Child rights champion promotes German-Israeli arms trade

Philip Krämer has represented Germany’s Greens in the Bundestag. (S. Kaminski) 

Wounded child, no surviving family.

Nearly two years after it first emerged, the acronym WCNSF serves as a shocking reminder of the extremes to which Israel has gone in Gaza.

Infants were not only orphaned, they were left without grandparents and siblings. The massacres were constant – and given that Palestinians are still being killed – it would be foolhardy to say they have stopped.

When Israel commits such horrors, how can any defender of the young act as an apologist for that state?

The German politician Philip Krämer needs to answer that question. As well as chairing a child protection association in the city of Darmstadt, he undertakes research and advocacy work for the pro-Israel group named the European Leadership Network (Elnet).

From 2021 until earlier this year, Krämer sat in Germany’s national assembly, the Bundestag, as a representative of the Greens. Having long abandoned its pacifist roots, that party now applauds wars, heedless of their effects on humanity and nature.

In the decade preceding the Gaza genocide, the US and Germany were the largest suppliers of weapons to Israel.

Krämer was adamant that arms deliveries should continue after the genocide got underway. In October 2023, he contended that Staatsräson – the idea that Israel’s “security” is considered a “reason of state” or basic obligation for Germany – would otherwise make no sense.

The lobbying he undertakes as part of his job with Elnet is focused on weapons cooperation between Israel and Germany.

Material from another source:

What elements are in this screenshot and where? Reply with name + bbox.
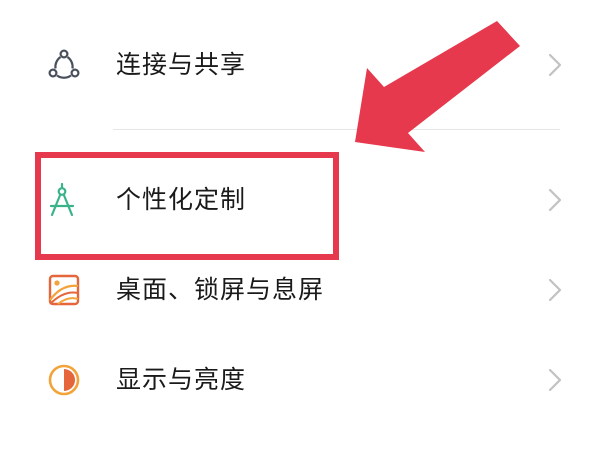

In a recent paper published by Elnet, Krämer lauded Israel’s “space-based reconnaissance” activities. “Europe’s future security policy begins in space and with Israel as a reliable partner,” he wrote.

“Shared values” waffle

Krämer is no stranger to Elnet.

Back in 2022, he was part of a “young leaders” delegation which the pressure group brought to the Middle East.

Participants in that trip were given an opportunity to see the illustrious Iron Dome system close up. That missile interceptor has been designed to ensure that Israel can attack Gaza, with minimal consequences for Israel itself.

Last year, Krämer spoke at an Elnet propaganda event in Berlin, where he hailed Israel as a “partner of shared values.”

Germany and Israel share the fact that within the past 85 years, both have demonstrated that they place very little value on human lives. Both have resorted to barbarism, while pretending they were acting in the name of civilization.

That may not have been what Krämer had in mind as he waffled about “shared values” while Israel subjected Gaza to a holocaust.

Rather than condemning Israel for butchering children, he has been smearing defenders of Palestinian rights.

During November 2023, the slogans “Free Gaza” and “Child Murderer Here” were found on the windows of a Starbucks café in Darmstadt. Krämer alleged that the graffiti demonized Israel “in an anti-Semitic sense.”

While the official boycott, divestment and sanctions (BDS) movement has not targeted Starbucks, the corporation’s management angered many activists the previous month when it sued a staff union that had expressed solidarity with Palestine.

Criticizing violence against Palestinians or pointing out that Israel’s state ideology Zionism is racist are not the same as hostility toward Jews based on their religion or ethnicity. Like most pro-Israel lobbyists, however, Krämer habitually portrays legitimate comments as motivated by anti-Jewish bigotry.

When Israeli football fans went on the rampage in Amsterdam during November 2024, he distorted reality by claiming that the hooligans were actually victims of “brutal violence and blind hatred.”

That same month, the Bundestag approved a resolution calling for the punishment of organizations that promote BDS activities or cast doubt on Israel’s “right to exist.”

The Greens used to be staunch supporters of civil liberties, including freedom of expression. Yet when campaigners warned about the chilling effects of the resolution, Krämer claimed they were attempting “to make anti-Zionism socially acceptable.”

Anti-Zionism should not only be socially acceptable but regarded as a duty for everyone who believes in equality and justice.

Promoting the trade in arms between Germany and Israel – is, by contrast, completely unacceptable.

Despite some restrictions on weapons earmarked for use in Gaza, the German-Israel arms trade has continued. Reports indicate that the German military is on the cusp of equipping itself with “combat vehicles” made by Israel Aerospace Industries and its subsidiary Elta.

Promoting the weapons trade at a time of genocide constitutes assistance for the worst crime imaginable. It defies belief that anyone involved in such promotion could be trusted with running a charity dedicated to the rights of children.